L'appel au secours est entré à Whitehorse en fin de journée. Un grizzli venait de tuer la Québécoise Valérie Théorêt et sa fillette de 10 mois, dans un territoire de trappe isolé du Yukon. Le père, survivant de l'attaque, ne pourrait être secouru avant le lendemain matin. Mais ses amis n'allaient pas le laisser traverser seul cette nuit aux allures de cauchemar.

Dès que la nouvelle du drame s'est répandue dans l'entourage du couple, un grand vent de solidarité s'est mis à souffler sur des centaines de kilomètres, à travers les montagnes glacées du Yukon.

Des gens se sont organisés pour rester en contact avec le père éploré Gjermund Roesholt, grâce à son téléphone satellite, jusqu'à ce que les secours l'atteignent. Lui vivait les pires moments de sa vie. Eux étaient là pour l'aider à s'accrocher.

« Il a passé la nuit dans la cabane en attendant qu'on vienne le chercher. À Whitehorse, les gens se relayaient pour lui parler. Ils sont restés toute la nuit. C'était un gros mouvement de solidarité. Quand il est rentré, il y avait une trentaine d'amis qui l'attendaient chez lui », raconte le journaliste Antoine Deshaies, un bon ami de Valérie Théorêt.

UNE ATTAQUE INEXPLIQUÉE

Trappeur professionnel d'origine norvégienne, Gjermund Roesholt s'était installé sur sa concession de piégeage avec sa conjointe de 37 ans et leur fille, pour un séjour qui devait durer trois mois. Ils étaient bien, dans leur cabane équipée d'un poêle à bois, près d'Einarson Lake, à mi-chemin entre Whitehorse et la mer de Beaufort.

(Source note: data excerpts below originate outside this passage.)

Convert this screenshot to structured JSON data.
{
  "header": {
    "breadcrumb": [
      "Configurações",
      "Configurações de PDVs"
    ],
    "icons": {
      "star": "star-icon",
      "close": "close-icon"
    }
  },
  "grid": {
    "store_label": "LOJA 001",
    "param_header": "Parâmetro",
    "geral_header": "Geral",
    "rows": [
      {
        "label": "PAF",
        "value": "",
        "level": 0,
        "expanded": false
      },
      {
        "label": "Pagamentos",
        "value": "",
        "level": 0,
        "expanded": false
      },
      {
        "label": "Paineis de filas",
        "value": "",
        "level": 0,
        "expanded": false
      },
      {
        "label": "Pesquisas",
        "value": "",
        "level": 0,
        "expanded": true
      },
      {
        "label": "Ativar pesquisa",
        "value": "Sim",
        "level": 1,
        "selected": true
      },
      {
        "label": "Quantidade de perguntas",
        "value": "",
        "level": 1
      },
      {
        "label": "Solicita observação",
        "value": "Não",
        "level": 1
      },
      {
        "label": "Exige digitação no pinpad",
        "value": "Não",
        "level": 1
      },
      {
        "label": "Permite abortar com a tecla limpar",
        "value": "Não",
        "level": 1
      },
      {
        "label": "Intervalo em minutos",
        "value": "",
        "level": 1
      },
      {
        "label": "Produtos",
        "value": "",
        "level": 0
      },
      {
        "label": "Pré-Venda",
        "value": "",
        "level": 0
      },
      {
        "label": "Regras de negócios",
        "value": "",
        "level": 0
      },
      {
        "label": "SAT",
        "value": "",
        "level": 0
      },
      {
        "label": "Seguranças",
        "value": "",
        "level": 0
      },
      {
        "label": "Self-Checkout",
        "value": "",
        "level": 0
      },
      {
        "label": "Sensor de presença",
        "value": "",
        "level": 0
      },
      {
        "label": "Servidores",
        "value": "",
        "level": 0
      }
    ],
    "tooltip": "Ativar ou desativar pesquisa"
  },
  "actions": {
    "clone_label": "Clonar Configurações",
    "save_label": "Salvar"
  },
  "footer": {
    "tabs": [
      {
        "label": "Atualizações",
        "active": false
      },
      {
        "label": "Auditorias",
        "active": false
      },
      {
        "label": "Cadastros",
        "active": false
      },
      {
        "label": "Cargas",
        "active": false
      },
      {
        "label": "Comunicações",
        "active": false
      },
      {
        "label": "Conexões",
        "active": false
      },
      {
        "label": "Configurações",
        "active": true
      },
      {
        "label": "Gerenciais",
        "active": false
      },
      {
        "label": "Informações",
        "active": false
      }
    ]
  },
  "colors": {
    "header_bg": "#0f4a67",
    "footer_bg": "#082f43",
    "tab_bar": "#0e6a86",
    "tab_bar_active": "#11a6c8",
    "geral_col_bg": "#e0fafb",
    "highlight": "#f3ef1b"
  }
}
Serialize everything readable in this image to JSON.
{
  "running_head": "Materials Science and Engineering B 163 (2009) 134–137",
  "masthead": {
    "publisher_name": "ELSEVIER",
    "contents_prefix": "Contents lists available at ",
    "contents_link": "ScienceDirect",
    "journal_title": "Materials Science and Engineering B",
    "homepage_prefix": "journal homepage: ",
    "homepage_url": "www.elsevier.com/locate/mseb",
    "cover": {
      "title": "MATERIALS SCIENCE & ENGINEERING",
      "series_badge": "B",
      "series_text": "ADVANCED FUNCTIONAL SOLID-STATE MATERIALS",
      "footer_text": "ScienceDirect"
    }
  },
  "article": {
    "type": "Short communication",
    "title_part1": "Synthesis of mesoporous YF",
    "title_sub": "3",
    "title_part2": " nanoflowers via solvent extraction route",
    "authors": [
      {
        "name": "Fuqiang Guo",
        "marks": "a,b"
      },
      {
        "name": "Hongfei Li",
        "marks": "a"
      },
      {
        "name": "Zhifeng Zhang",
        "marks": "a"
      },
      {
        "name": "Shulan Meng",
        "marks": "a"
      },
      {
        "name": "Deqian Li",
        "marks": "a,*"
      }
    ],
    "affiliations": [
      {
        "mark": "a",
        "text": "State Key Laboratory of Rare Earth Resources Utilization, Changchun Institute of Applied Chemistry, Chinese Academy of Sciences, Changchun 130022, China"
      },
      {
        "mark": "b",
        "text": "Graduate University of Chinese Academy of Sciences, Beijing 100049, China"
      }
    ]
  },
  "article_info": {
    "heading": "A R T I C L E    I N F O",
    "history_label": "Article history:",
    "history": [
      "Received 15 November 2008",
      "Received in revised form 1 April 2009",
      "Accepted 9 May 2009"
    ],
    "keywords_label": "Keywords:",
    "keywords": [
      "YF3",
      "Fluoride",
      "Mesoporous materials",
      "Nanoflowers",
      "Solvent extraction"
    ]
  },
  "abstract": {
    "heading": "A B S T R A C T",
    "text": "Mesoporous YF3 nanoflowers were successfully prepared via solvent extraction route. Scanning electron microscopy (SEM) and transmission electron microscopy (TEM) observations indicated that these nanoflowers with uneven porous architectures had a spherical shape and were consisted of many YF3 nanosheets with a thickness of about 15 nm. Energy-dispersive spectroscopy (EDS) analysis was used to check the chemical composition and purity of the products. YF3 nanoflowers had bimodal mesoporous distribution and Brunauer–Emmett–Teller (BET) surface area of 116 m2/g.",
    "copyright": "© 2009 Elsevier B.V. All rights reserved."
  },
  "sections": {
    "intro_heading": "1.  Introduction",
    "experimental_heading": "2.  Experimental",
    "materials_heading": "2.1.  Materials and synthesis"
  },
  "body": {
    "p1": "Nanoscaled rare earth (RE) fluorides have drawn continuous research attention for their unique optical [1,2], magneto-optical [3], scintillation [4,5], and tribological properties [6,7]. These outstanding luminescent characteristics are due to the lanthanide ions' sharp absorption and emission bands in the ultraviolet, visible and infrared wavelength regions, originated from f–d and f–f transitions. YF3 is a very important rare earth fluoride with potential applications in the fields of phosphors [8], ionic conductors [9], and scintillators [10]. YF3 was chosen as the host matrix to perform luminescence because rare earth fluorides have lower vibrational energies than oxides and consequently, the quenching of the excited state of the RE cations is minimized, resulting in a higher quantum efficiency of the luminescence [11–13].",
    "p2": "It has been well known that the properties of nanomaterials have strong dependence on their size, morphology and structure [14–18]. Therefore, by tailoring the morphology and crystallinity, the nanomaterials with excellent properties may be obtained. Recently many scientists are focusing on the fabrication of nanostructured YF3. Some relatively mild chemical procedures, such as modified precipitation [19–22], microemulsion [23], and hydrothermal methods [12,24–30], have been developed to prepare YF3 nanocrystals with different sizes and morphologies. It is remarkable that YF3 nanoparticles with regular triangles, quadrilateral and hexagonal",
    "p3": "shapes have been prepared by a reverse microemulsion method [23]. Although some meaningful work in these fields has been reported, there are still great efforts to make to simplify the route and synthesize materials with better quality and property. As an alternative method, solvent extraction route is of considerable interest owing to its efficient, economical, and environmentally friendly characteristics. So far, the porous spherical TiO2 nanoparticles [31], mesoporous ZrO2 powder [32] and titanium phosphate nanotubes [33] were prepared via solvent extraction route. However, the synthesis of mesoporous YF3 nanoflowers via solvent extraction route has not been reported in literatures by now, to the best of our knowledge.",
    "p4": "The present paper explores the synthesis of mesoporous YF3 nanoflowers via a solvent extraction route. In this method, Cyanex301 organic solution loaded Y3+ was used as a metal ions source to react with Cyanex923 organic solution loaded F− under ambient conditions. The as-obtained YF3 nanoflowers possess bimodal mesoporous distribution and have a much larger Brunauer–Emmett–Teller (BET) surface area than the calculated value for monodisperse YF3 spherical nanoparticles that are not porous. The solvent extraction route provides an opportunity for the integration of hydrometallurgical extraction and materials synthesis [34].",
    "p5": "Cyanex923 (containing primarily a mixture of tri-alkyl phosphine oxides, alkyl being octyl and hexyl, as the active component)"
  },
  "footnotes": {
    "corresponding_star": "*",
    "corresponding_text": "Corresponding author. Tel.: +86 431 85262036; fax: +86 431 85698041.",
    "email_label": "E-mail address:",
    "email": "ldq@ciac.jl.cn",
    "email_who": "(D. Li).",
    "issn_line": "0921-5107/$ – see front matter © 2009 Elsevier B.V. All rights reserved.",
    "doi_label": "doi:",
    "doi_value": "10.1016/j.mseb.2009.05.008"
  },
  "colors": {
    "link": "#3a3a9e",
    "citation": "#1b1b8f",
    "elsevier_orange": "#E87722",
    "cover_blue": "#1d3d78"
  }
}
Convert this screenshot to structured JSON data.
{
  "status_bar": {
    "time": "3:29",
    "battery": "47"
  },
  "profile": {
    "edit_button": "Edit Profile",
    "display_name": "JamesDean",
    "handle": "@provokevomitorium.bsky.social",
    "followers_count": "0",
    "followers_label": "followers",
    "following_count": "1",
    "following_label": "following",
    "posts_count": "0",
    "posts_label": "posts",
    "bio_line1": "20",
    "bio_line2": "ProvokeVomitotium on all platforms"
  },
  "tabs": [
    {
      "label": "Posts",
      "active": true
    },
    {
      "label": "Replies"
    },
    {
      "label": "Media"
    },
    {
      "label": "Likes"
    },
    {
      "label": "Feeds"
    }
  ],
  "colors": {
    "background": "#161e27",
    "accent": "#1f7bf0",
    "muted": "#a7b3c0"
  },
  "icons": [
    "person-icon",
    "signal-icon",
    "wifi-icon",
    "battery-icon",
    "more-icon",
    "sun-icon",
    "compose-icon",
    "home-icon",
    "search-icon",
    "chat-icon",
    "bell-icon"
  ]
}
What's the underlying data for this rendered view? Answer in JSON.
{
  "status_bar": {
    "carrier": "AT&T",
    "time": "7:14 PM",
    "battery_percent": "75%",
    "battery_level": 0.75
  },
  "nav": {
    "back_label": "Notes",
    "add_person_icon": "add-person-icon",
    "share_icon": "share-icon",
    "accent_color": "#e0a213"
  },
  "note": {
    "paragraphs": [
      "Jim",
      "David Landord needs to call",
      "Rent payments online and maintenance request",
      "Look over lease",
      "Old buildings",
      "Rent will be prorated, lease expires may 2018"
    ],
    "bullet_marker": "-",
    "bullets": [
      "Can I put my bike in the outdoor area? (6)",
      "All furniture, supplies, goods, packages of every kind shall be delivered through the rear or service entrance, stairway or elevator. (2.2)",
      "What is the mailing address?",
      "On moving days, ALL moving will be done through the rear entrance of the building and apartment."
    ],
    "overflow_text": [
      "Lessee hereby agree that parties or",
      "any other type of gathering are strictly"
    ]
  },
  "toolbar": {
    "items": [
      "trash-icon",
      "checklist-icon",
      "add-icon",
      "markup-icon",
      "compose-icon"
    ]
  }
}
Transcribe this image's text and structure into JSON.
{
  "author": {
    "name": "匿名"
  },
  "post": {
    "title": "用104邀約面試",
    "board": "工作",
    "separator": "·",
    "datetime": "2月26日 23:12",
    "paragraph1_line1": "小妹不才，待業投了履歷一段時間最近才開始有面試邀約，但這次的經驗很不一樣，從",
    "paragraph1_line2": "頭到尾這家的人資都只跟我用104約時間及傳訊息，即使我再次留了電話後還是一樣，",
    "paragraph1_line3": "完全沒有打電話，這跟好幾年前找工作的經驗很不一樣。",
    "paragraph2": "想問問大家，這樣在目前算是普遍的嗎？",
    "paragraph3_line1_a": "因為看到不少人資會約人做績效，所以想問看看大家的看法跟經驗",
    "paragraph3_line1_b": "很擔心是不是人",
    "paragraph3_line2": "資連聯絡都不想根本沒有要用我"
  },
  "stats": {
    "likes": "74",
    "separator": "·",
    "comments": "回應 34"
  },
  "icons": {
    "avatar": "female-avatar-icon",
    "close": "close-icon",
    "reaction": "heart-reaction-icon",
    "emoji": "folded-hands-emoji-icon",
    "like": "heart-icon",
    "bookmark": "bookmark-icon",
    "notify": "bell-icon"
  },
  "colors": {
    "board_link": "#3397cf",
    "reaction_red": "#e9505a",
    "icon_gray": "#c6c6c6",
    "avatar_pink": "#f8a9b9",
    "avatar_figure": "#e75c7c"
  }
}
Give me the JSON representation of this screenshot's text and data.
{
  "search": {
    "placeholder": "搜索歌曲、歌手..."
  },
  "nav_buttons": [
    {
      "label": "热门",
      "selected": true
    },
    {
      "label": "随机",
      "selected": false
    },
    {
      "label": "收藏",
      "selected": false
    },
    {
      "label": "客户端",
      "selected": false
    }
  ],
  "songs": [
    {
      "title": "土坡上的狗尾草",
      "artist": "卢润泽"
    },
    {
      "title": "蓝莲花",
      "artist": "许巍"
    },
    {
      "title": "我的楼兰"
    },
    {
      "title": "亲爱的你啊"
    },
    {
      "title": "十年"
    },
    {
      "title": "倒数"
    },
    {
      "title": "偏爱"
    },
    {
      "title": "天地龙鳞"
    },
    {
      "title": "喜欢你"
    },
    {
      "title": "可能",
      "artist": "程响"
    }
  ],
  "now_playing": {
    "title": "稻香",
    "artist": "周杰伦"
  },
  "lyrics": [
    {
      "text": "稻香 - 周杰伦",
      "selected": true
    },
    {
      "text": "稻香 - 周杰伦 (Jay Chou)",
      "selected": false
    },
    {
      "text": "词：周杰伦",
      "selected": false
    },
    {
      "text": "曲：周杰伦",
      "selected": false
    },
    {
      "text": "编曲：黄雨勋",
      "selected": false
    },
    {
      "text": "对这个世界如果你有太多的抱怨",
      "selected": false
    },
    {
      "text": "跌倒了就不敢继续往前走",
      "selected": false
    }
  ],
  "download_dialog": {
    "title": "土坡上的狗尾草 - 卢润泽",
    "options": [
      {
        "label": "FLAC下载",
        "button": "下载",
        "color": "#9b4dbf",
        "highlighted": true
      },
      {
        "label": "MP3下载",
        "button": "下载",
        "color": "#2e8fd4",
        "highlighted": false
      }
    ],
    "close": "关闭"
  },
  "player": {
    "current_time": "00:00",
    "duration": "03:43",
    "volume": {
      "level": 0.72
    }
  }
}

Lundi, en revenant vers la cabane, le trappeur a été attaqué par un grizzli, qu'il a réussi à abattre de plusieurs coups de fusil. Puis il a découvert les corps de sa conjointe et de son bébé, la petite Adèle Roesholt.

Une porte-parole d'Environnement Yukon a expliqué hier que la dépouille de l'ours serait examinée pour tenter de comprendre la raison de l'attaque. L'organisme souligne que l'hiver est doux dans la région jusqu'ici, ce qui veut dire qu'il n'est pas étonnant que la bête n'ait pas encore été en train d'hiberner.

Les proches de Valérie Théorêt refusent de spéculer sur les causes du drame. La famille a demandé à vivre son deuil loin des projecteurs, mais les amis insistent pour dire que la disparue était une habituée des grands espaces du Nord canadien et qu'elle prenait toutes les précautions nécessaires en matière de sécurité.

PRUDENTE

Antoine Deshaies et Valérie Théorêt se sont liés d'amitié à l'école secondaire. Ils se sont suivis au cégep et à l'université. Ils ont même travaillé ensemble dans un camp de vacances en Suisse. Il souligne à quel point elle était passionnée de plein air.

« Son nom de camp, c'était Chic-Chocs [comme la chaîne de montagnes gaspésienne]. Elle s'est trouvé une job au Yukon et elle devait rester seulement quelques mois, mais elle est tombée en amour avec la place. C'était un retour à la nature. »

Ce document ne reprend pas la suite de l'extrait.